“When I was 3, my mom asked if I wanted to become an astronaut – I said no; I wanted to be the person counting down from 10…”
West Virginia University, 2014-2018
Georgia Institute of Technology, 2018-Present
I had the same feeling that every space-oriented undergrad has when they see those big letters -NASA- emboldened on an advertisement for a talk – ‘woah, like NASA, NASA?’. My first dabbling with the West Virginia Space Grant Consortium – an organization that would wholesale change my life – was at a talk given by Justin Smith, a real-life NASA engineer. Justin didn’t mince words – to land a coveted internship with NASA, one should first consider joining the WV Space Public Outreach Team. SPOT, a WVSGC-funded team of STEM ambassadors, became the focal point of my Freshman year. The team would eventually lead me to meeting both Candy Cordwell and Dr. Majid Jaridi of the WVSGC, whose impact on my life would amount to nothing less than a stewardship of continued opportunity and success.
My first direct involvement with the Space Grant would be as a member of the WVU Experimental Rocketry Team – their support of our then-nascent crew, as well as my own independent research, would eventually lead us to an international victory. Soon thereafter, I was selected as a member of the WVSGC-funded WVU Microgravity Research Team. In 2017, I would fly 30 zero-G parabolas, testing electrical solder with applications to long-duration human spaceflight. In a detour from engineering, the Space Grant also provided me funding for several semesters of research under renowned pulsar astronomer Maura McLaughlin. My relationship with the Space Grant would ultimately prove Justin’s original advice prescient, as I was selected for a dream-come-true internship at the NASA Jet Propulsion Laboratory. Funding unsecured, the Space Grant agreed to finance both my internship and travel to California. Their generosity allowed me to work on an exoplanet-hunting instrument that will fly on the Nancy Grace Roman Space Telescope in the mid-2020s. To help adjust during my first time living outside of WV, the Space Grant connected me to JPLers Alan Didion and Cathy Lally. Their kindness that summer was unmatched, and through the Space Grant I made life-long friends.
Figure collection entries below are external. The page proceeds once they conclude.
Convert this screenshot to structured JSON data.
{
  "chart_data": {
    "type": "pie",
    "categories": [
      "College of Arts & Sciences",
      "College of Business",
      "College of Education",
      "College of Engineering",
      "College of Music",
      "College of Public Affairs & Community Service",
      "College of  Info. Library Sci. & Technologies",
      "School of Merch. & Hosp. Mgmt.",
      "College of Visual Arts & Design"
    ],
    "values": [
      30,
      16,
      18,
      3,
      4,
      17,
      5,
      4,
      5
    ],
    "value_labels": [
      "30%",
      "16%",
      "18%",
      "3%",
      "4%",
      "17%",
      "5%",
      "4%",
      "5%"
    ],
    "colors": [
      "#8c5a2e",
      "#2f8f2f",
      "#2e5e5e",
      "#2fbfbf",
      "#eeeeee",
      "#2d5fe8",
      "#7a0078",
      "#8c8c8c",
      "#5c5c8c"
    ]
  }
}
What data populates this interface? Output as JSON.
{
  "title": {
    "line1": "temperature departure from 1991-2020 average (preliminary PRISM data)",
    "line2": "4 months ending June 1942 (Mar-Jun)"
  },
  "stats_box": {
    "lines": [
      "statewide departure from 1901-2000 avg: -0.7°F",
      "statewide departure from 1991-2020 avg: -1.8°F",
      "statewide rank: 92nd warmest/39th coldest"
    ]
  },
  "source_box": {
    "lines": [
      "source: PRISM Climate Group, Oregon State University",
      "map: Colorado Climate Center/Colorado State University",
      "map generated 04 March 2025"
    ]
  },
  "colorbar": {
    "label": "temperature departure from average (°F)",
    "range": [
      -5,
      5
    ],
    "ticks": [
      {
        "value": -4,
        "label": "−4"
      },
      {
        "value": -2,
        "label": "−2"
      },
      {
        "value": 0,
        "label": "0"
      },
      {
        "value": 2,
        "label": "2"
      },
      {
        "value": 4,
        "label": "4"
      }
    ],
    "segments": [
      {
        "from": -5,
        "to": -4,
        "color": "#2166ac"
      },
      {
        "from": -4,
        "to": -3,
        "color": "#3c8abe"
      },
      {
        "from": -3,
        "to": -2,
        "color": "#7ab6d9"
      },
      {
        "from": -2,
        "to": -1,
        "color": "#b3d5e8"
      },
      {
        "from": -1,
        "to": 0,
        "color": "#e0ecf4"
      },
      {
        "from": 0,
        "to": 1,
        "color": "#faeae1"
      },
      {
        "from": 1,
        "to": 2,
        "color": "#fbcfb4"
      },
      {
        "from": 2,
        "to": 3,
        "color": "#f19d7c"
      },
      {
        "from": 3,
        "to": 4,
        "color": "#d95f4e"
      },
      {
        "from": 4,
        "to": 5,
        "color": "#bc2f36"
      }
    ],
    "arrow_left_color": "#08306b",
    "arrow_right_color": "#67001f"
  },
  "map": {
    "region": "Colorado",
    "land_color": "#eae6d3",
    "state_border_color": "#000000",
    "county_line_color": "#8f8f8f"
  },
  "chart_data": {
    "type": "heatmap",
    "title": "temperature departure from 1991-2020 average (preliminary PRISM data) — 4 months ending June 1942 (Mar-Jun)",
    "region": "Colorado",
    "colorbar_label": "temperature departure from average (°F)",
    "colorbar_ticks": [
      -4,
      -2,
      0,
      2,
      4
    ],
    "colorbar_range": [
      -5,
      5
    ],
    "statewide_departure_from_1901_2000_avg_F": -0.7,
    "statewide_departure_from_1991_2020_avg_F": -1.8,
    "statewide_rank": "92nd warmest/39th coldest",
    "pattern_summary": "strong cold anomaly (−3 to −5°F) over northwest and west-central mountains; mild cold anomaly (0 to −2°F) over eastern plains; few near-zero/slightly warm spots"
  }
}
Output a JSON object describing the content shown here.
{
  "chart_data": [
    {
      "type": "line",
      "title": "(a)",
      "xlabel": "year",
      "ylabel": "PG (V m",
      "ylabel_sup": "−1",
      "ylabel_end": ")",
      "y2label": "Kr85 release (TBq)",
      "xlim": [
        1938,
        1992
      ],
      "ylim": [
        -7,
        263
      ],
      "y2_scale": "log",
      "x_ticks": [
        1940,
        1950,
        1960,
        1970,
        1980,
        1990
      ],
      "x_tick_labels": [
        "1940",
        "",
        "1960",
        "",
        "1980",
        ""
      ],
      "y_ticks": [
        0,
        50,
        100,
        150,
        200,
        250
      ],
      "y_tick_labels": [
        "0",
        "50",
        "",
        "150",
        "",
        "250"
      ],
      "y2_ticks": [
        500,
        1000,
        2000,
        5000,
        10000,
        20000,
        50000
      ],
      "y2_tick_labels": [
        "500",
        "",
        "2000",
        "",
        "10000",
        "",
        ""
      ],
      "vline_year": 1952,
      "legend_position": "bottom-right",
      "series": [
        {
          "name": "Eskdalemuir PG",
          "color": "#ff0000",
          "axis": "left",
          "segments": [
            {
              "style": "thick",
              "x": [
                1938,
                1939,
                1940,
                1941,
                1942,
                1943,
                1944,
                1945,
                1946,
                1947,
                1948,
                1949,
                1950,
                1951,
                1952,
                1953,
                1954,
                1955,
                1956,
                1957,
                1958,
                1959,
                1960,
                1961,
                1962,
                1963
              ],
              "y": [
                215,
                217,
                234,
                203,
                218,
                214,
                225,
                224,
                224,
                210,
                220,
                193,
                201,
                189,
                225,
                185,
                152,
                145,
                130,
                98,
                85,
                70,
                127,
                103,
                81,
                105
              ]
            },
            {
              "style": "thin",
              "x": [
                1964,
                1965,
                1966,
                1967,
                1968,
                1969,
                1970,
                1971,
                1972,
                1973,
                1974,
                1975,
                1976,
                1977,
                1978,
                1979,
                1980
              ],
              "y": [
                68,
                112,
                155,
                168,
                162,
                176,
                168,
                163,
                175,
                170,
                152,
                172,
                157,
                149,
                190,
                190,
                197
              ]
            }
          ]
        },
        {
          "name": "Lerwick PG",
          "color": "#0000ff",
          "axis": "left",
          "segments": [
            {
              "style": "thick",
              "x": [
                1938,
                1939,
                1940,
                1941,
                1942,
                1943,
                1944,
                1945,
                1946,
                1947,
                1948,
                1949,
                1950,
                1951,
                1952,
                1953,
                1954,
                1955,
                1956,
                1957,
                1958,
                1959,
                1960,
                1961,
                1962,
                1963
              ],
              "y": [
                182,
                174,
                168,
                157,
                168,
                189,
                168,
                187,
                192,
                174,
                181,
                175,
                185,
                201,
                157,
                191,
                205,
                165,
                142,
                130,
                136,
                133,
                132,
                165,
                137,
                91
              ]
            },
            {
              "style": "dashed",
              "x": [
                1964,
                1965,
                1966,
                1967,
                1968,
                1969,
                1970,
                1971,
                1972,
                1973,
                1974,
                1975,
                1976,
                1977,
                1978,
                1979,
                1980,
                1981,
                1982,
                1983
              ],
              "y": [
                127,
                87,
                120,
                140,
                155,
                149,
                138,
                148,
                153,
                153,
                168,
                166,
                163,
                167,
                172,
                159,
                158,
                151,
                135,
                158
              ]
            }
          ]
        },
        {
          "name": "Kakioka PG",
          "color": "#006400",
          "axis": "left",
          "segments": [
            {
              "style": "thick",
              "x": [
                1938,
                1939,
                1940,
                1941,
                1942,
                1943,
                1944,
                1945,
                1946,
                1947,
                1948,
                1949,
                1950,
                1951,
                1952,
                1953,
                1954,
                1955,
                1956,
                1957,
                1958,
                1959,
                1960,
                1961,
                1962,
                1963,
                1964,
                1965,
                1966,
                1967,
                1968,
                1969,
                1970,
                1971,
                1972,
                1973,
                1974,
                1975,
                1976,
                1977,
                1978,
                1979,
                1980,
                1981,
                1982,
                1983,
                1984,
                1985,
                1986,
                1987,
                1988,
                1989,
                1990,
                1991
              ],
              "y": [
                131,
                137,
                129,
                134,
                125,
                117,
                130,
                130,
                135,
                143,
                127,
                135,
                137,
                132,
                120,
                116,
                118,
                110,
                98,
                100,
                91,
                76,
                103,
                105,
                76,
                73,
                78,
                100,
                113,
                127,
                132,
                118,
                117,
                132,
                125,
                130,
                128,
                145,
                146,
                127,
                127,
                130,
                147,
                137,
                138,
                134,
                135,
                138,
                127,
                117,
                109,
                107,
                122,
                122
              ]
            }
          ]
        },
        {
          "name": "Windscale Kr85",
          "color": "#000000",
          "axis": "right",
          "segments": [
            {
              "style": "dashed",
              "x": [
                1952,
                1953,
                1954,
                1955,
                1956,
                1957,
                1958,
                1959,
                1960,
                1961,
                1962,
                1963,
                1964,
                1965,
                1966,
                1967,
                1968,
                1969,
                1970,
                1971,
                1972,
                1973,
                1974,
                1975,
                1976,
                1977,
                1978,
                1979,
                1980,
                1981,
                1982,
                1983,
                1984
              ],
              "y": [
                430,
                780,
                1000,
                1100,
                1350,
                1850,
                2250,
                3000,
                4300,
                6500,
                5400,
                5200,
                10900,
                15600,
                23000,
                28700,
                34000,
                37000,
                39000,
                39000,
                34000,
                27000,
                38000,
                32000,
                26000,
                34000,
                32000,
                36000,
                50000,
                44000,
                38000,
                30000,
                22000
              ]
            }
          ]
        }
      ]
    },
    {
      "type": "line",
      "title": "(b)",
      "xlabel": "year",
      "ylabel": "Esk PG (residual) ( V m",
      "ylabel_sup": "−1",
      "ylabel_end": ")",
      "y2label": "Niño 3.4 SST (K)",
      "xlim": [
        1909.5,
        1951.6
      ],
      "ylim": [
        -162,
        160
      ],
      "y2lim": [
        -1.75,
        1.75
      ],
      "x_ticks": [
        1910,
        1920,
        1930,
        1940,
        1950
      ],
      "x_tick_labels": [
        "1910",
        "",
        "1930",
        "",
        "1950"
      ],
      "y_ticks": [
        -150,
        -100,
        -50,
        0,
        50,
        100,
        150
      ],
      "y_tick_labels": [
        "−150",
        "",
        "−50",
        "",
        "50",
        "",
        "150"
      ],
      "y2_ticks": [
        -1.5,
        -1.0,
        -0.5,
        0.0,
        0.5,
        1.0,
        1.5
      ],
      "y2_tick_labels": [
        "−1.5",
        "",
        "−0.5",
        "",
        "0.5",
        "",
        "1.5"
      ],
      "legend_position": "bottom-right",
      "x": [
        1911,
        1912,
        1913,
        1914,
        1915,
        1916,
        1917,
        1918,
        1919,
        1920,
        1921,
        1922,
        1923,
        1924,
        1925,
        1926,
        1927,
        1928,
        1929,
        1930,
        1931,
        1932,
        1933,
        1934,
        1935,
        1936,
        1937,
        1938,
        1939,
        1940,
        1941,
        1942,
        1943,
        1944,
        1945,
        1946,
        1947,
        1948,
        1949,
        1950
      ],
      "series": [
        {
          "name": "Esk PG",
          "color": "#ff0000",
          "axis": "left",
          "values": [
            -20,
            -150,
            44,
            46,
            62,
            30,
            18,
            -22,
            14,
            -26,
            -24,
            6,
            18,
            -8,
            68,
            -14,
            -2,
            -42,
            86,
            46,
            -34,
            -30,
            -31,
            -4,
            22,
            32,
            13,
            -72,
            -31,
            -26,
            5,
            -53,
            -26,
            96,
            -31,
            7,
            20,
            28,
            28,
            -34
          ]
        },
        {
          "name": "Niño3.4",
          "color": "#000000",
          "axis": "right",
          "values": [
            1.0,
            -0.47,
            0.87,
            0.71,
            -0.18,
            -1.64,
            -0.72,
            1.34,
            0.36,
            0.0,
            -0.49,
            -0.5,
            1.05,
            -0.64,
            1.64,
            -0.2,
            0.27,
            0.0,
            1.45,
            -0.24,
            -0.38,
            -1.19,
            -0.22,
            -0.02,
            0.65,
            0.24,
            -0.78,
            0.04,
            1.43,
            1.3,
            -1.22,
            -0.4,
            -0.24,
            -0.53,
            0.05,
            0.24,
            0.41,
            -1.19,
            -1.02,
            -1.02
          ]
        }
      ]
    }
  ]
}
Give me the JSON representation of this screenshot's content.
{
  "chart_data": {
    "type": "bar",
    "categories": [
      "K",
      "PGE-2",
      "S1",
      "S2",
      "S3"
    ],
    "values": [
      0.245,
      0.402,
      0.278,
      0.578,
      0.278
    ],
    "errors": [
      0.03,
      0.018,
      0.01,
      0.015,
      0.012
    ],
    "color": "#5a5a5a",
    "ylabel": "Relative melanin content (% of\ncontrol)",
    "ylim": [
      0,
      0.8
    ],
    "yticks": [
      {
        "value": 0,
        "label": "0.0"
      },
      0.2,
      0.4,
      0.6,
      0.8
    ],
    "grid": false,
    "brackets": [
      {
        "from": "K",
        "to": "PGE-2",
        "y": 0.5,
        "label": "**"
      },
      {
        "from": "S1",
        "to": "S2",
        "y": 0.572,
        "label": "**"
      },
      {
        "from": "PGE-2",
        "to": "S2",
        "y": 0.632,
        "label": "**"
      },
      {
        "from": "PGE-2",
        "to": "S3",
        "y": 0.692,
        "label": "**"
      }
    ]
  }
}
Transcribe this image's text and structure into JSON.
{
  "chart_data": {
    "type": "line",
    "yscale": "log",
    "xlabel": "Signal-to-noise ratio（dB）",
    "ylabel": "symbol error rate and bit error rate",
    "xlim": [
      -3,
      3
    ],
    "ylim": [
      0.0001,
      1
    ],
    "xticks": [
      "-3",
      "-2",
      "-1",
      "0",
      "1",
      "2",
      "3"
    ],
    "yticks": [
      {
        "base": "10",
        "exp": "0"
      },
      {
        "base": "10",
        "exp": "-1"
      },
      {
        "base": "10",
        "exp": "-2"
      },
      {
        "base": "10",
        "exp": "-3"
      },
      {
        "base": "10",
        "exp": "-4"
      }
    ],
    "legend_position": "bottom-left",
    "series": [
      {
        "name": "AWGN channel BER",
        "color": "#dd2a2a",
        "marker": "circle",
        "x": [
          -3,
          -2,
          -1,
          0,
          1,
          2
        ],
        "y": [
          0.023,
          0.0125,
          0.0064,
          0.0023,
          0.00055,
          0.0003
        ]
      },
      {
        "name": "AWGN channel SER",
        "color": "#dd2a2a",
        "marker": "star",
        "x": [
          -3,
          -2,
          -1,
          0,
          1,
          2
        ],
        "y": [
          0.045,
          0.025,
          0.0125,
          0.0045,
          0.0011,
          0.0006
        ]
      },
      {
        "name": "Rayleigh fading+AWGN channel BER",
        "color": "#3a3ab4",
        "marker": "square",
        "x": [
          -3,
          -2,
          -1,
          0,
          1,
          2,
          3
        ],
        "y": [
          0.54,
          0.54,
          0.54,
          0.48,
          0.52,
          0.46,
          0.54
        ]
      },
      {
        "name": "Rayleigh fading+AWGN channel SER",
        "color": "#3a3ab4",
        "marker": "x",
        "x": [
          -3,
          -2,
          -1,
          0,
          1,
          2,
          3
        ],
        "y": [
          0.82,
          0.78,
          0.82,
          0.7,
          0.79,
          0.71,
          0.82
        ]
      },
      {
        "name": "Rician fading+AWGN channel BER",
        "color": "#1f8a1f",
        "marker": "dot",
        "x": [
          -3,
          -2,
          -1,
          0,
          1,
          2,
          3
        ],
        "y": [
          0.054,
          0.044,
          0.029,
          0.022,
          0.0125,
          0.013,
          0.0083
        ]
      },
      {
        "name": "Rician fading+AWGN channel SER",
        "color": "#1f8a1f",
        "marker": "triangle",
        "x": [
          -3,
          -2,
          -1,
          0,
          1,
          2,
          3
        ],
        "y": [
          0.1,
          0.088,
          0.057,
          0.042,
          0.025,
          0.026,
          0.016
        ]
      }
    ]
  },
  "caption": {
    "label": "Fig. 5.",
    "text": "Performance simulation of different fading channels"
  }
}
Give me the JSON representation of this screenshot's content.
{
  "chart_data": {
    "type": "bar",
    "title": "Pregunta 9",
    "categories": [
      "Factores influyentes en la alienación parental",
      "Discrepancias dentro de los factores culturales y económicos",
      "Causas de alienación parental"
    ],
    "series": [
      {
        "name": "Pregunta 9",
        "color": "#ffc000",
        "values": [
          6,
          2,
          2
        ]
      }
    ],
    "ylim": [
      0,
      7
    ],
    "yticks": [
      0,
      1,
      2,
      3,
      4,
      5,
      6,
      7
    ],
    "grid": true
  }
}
Capping off my days as an undergrad, Dr. Jaridi introduced me to the director of the Georgia Space Grant Consortium, Dr. Ruffin of the Georgia Institute of Technology. I would go on to attend graduate school at Georgia Tech, completing a Master of Science in aerospace engineering in 2019. While at GT, I collaborated with the Georgia Space Grant Consortium and founded both the Georgia Tech Experimental Rocketry Team and the Georgia Outreach Team for Space: spin-offs reminiscent of my time as a Mountaineer. My time with Lori Skillings and Alysia Watson of the GSGC made me feel as though I had never left home. Leading up to graduation, I arranged to continue to conduct research remotely towards a Ph.D. degree with my then-master’s advisor. As had been the case time and time again, in the face of uncertain funding, the GSGC stepped up and agreed to finance my doctoral research. The Space Grant’s support, even now, is allowing me to follow my dreams.
At GT, my love of rockets would lead me to an internship, and eventual full-time position as a Propulsion Analyst at SpaceX in Hawthorne, CA. As a SpaceX engineer, I use skills every day that were gained or otherwise sharpened through experiences had thanks to the Space Grant. If you are a student interested in NASA, space, astronomy, or the like: look no further than the Space Grant Consortium – they will literally make your dreams come true.